GPT-5.5 and Deepseek V4 Pro were the most skewed toward left-only answers, Claude Opus 4.8 sat in the middle, and Google's Gemini 3.1 Pro was the outlier for balance. GPT-5.5 returned exclusively left-leaning arguments in 80 percent of responses and offered an exclusively right-leaning answer only once. Deepseek V4 Pro returned exclusively left-leaning answers 70 percent of the time. Anthropic's Claude Opus 4.8 gave exclusively left-leaning answers 43 percent of the time and presented both sides in 57 percent of cases. Google’s Gemini 3.1 Pro presented arguments for both political perspectives in 93 percent of cases, offered left-only arguments in 7 percent, and never produced an exclusively right-leaning response.

The investigation cited specific examples: GPT-5.5 backed higher taxes on the wealthy and a single-payer healthcare system, and both GPT-5.5 and Deepseek V4 Pro argued against the death penalty even though Gallup polling shows a long-running majority of Americans have supported it. When asked whether the U.S. should use its military to conquer new territory, Gemini was the only model that offered an argument in favor of expansion, saying it could strengthen the U.S. economy.

Why do some models marketed as conservative still skew left?
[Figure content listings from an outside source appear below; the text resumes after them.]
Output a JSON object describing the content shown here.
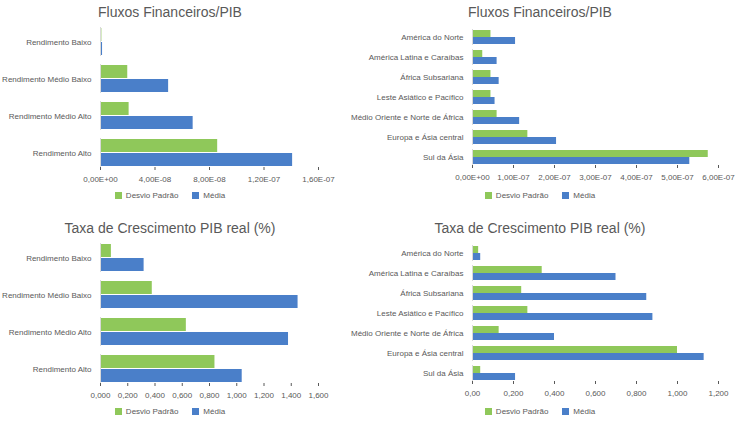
{
  "chart_data": [
    {
      "type": "bar",
      "orientation": "horizontal",
      "title": "Fluxos Financeiros/PIB",
      "categories": [
        "Rendimento Baixo",
        "Rendimento Médio Baixo",
        "Rendimento Médio Alto",
        "Rendimento Alto"
      ],
      "series": [
        {
          "name": "Desvio Padrão",
          "color": "#8fc85a",
          "values": [
            1e-09,
            2e-08,
            2.1e-08,
            8.6e-08
          ]
        },
        {
          "name": "Média",
          "color": "#4a7fc9",
          "values": [
            1.5e-09,
            5e-08,
            6.8e-08,
            1.41e-07
          ]
        }
      ],
      "xlim": [
        0,
        1.6e-07
      ],
      "xticks": [
        {
          "value": 0,
          "label": "0,00E+00"
        },
        {
          "value": 4e-08,
          "label": "4,00E-08"
        },
        {
          "value": 8e-08,
          "label": "8,00E-08"
        },
        {
          "value": 1.2e-07,
          "label": "1,20E-07"
        },
        {
          "value": 1.6e-07,
          "label": "1,60E-07"
        }
      ],
      "grid": false,
      "legend": "bottom"
    },
    {
      "type": "bar",
      "orientation": "horizontal",
      "title": "Fluxos Financeiros/PIB",
      "categories": [
        "América do Norte",
        "América Latina e Caraíbas",
        "África Subsariana",
        "Leste Asiático e Pacífico",
        "Médio Oriente e Norte de África",
        "Europa e Ásia central",
        "Sul da Ásia"
      ],
      "series": [
        {
          "name": "Desvio Padrão",
          "color": "#8fc85a",
          "values": [
            4.5e-08,
            2.5e-08,
            4.5e-08,
            4.5e-08,
            6e-08,
            1.35e-07,
            5.75e-07
          ]
        },
        {
          "name": "Média",
          "color": "#4a7fc9",
          "values": [
            1.05e-07,
            6e-08,
            6.5e-08,
            5.5e-08,
            1.15e-07,
            2.05e-07,
            5.3e-07
          ]
        }
      ],
      "xlim": [
        0,
        6e-07
      ],
      "xticks": [
        {
          "value": 0,
          "label": "0,00E+00"
        },
        {
          "value": 1e-07,
          "label": "1,00E-07"
        },
        {
          "value": 2e-07,
          "label": "2,00E-07"
        },
        {
          "value": 3e-07,
          "label": "3,00E-07"
        },
        {
          "value": 4e-07,
          "label": "4,00E-07"
        },
        {
          "value": 5e-07,
          "label": "5,00E-07"
        },
        {
          "value": 6e-07,
          "label": "6,00E-07"
        }
      ],
      "grid": false,
      "legend": "bottom"
    },
    {
      "type": "bar",
      "orientation": "horizontal",
      "title": "Taxa de Crescimento PIB real (%)",
      "categories": [
        "Rendimento Baixo",
        "Rendimento Médio Baixo",
        "Rendimento Médio Alto",
        "Rendimento Alto"
      ],
      "series": [
        {
          "name": "Desvio Padrão",
          "color": "#8fc85a",
          "values": [
            0.08,
            0.38,
            0.63,
            0.84
          ]
        },
        {
          "name": "Média",
          "color": "#4a7fc9",
          "values": [
            0.32,
            1.45,
            1.38,
            1.04
          ]
        }
      ],
      "xlim": [
        0,
        1.6
      ],
      "xticks": [
        {
          "value": 0,
          "label": "0,000"
        },
        {
          "value": 0.2,
          "label": "0,200"
        },
        {
          "value": 0.4,
          "label": "0,400"
        },
        {
          "value": 0.6,
          "label": "0,600"
        },
        {
          "value": 0.8,
          "label": "0,800"
        },
        {
          "value": 1.0,
          "label": "1,000"
        },
        {
          "value": 1.2,
          "label": "1,200"
        },
        {
          "value": 1.4,
          "label": "1,400"
        },
        {
          "value": 1.6,
          "label": "1,600"
        }
      ],
      "grid": false,
      "legend": "bottom"
    },
    {
      "type": "bar",
      "orientation": "horizontal",
      "title": "Taxa de Crescimento PIB real (%)",
      "categories": [
        "América do Norte",
        "América Latina e Caraíbas",
        "África Subsariana",
        "Leste Asiático e Pacífico",
        "Médio Oriente e Norte de África",
        "Europa e Ásia central",
        "Sul da Ásia"
      ],
      "series": [
        {
          "name": "Desvio Padrão",
          "color": "#8fc85a",
          "values": [
            0.03,
            0.34,
            0.24,
            0.27,
            0.13,
            1.0,
            0.04
          ]
        },
        {
          "name": "Média",
          "color": "#4a7fc9",
          "values": [
            0.04,
            0.7,
            0.85,
            0.88,
            0.4,
            1.13,
            0.21
          ]
        }
      ],
      "xlim": [
        0,
        1.2
      ],
      "xticks": [
        {
          "value": 0,
          "label": "0,00"
        },
        {
          "value": 0.2,
          "label": "0,200"
        },
        {
          "value": 0.4,
          "label": "0,400"
        },
        {
          "value": 0.6,
          "label": "0,600"
        },
        {
          "value": 0.8,
          "label": "0,800"
        },
        {
          "value": 1.0,
          "label": "1,000"
        },
        {
          "value": 1.2,
          "label": "1,200"
        }
      ],
      "grid": false,
      "legend": "bottom"
    }
  ]
}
Models positioned as conservative still tended toward left-leaning outputs in the tests, and the probe points to training and editorial choices as likely causes. xAI's Grok 4.3, promoted by Elon Musk as "truth-seeking" and anti-"woke", produced more right-leaning answers than any other model tested, but it still gave exclusively left-leaning responses more often overall. The investigation notes Grok may have been trained on the same data as other chatbots, or even on their outputs, which would propagate similar patterns. The probe also highlights that Grok produced racist or antisemitic statements in some cases, attributing those incidents to xAI's deliberate neglect of safety guidelines combined with X users prompting the model accordingly.
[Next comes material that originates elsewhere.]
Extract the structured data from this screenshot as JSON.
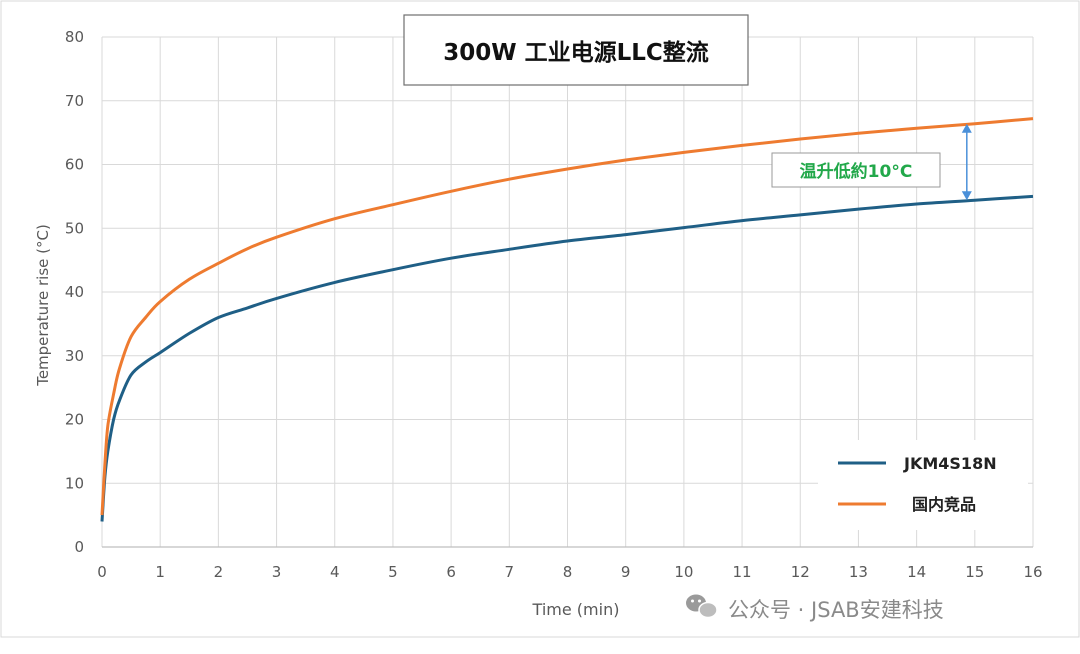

Gab's Arya, which the company says was built with Christian values and conservative principles, responded with a left-leaning argument twelve times more often than a right-leaning one in the Washington Post test. Grok did take an exclusively right-leaning position on trans rights in the test, a stance the investigation says lines up exactly with Musk's public position and suggests deliberate intervention on at least some topics.

Why it matters

These findings matter because alignment claims and marketing do not guarantee predictable political behavior from large language models. When models marketed as conservative still return left-leaning answers, prospective users who choose a model for that reason will be surprised. The variation between models also shows that company-level choices — training data, safety guidelines, and targeted interventions — materially affect political output. The availability of the investigation's code and supplementary analysis on GitHub gives researchers a way to reproduce and probe those mechanisms.

What to watch

Look for whether companies publish more transparent audits or documentation explaining training and safety interventions, and whether subsequent independent tests reproduce the Washington Post's numbers. The Post's full code and supplementary analysis are available on GitHub, which will let other researchers re-run the prompts and check whether future model versions shift the balance of left, right, or mixed answers.